◆映画館通して時代背景描く◆
今回は、映画作りを主題とした映画と、時代背景に映画上映館を配置して効果をあげた作品をとりあげる。まず、後者の代表的な作品としては、アメリカ映画『ラスト・ショー』(1971年)が忘れられない。テキサスの田舎町、若者たちの社交場だった映画館が閉鎖に追い込まれる。荒涼たる風景のなかでの青春群像描写は、さすがアカデミー賞映画とうならせる名品。
映画館の看板を巧みに利用して時の流れを語る特技をもつのが、林権澤監督だ。

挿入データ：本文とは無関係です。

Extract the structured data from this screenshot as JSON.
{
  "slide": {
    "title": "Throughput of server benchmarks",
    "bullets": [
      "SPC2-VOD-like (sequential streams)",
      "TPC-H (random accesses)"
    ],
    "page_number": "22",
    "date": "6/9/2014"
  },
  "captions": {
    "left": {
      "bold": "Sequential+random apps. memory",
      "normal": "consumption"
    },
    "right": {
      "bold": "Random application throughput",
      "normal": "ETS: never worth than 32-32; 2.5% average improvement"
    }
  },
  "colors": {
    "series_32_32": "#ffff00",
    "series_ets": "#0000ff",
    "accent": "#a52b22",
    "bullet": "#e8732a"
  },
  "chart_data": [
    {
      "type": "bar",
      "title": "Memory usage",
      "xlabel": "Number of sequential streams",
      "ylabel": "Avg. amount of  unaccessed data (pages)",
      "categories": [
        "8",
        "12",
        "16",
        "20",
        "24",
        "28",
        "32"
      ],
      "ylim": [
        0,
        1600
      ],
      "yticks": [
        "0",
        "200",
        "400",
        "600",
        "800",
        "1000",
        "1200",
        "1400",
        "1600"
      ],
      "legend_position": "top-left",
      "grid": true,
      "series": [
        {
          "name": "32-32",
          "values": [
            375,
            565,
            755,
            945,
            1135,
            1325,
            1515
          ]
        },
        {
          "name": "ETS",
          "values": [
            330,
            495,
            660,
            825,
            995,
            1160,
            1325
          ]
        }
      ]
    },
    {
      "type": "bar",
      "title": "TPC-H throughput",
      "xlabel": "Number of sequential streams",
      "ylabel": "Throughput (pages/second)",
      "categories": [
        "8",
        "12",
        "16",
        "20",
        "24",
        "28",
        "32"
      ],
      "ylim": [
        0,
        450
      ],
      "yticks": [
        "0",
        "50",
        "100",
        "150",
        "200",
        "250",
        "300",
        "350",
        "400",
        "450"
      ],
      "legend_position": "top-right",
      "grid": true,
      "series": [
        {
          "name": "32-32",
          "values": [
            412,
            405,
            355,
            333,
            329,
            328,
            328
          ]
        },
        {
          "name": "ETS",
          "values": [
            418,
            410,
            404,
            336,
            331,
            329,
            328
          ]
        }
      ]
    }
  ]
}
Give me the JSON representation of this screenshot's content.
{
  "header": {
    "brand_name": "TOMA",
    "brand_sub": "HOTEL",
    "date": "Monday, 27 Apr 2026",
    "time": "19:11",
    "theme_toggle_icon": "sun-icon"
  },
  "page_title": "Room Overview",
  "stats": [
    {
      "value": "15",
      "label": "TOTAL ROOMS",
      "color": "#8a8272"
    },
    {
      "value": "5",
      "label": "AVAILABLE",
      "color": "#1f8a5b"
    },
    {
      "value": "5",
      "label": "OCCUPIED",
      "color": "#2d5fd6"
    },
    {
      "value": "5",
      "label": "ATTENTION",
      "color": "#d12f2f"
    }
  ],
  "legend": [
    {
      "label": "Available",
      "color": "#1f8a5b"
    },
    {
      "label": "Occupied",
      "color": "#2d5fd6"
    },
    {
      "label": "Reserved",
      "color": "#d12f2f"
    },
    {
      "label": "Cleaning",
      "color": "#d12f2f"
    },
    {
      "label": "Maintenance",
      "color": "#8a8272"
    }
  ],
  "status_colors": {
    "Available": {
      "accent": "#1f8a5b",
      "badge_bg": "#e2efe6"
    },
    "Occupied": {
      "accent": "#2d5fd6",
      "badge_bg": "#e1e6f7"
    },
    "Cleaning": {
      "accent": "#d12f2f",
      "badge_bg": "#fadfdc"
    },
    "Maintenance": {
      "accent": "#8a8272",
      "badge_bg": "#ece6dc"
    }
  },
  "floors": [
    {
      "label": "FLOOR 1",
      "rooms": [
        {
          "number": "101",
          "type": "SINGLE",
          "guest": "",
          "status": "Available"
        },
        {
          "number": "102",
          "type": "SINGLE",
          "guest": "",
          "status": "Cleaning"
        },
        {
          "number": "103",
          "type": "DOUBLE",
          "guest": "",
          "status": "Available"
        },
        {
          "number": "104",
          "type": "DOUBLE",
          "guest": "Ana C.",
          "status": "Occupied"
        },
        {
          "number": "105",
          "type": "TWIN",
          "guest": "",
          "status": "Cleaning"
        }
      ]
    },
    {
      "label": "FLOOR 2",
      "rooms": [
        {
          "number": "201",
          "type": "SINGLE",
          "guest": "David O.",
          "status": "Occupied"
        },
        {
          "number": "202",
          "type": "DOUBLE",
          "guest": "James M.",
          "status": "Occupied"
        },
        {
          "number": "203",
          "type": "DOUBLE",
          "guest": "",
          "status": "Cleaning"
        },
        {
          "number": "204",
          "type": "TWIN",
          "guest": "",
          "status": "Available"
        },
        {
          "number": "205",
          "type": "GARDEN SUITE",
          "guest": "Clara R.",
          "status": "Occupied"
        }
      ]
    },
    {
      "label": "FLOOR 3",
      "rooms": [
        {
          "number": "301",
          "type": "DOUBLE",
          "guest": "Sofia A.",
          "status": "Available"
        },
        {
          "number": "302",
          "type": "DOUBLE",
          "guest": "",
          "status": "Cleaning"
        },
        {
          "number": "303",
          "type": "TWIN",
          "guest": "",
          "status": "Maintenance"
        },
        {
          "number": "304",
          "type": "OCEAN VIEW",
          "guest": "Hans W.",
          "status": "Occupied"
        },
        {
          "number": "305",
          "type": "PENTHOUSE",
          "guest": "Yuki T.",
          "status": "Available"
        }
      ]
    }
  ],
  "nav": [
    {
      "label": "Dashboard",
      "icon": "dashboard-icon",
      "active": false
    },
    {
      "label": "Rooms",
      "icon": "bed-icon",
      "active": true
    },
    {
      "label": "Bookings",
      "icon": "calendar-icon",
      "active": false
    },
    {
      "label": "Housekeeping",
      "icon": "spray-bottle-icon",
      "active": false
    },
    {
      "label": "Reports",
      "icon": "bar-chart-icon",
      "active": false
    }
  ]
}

『将軍の息子』(1993年)や『下流人生』(2004年)では、裏社会の勢力争いと消長のプロセスを、看板を通じて上映作品の推移、したがって時代の流れを示してゆく。
特に『将軍の息子』は、植民地時代の鍾路界隈での、日本人と朝鮮人の二つの集団の交流を柱としたストーリー展開が見事。また『下流人生』は、やくざ稼業から映画作りに転身して資金繰りに悪戦苦闘する男を主人公とする。洋画上映館の看板がさりげなく時代を物語る。林権澤監督の芸は細かい。
映画作りのための資金集めといえば、1941年の李炳逸監督作品『半島の春』がその先駆といえる。タイトルの「春」は「春香伝」に掛けたもの。この古典の映画化資金集めに駆けずり回る男が主人公。李香蘭映画などの看板が挿入されている。
『半島の春』は、昨年末に企画され盛況のうちに終了したNFC(日本フィルムセンター)主催の特集「韓国映画1934―1959 創造と開化」で上映されたもののひとつ。韓国映画ファンにとっては垂涎の諸作品が一挙に公開された。
NFCはじめ韓国映像資料院ほかの関係者の努力に敬意と謝意を表しておきたい。
ところで、劇映画のなかの一部として利用させる他の劇映画のことを、「劇中劇」になぞらえて「映画中映画」というらしい。その例は枚挙にいとまがないが、男女のデートの場とか、追っ手を逃れて映画館に飛び込んだときのシーンだとか、設定は似たりよったりである。
それならいっそのこと、部分的に他の映画を借用するのでなく、映画作りのプロセス全体を映画化し、映画を撮りあげるまでの一部始終を商品にしてしまおうと考えるのも、自然の流れというものだろう。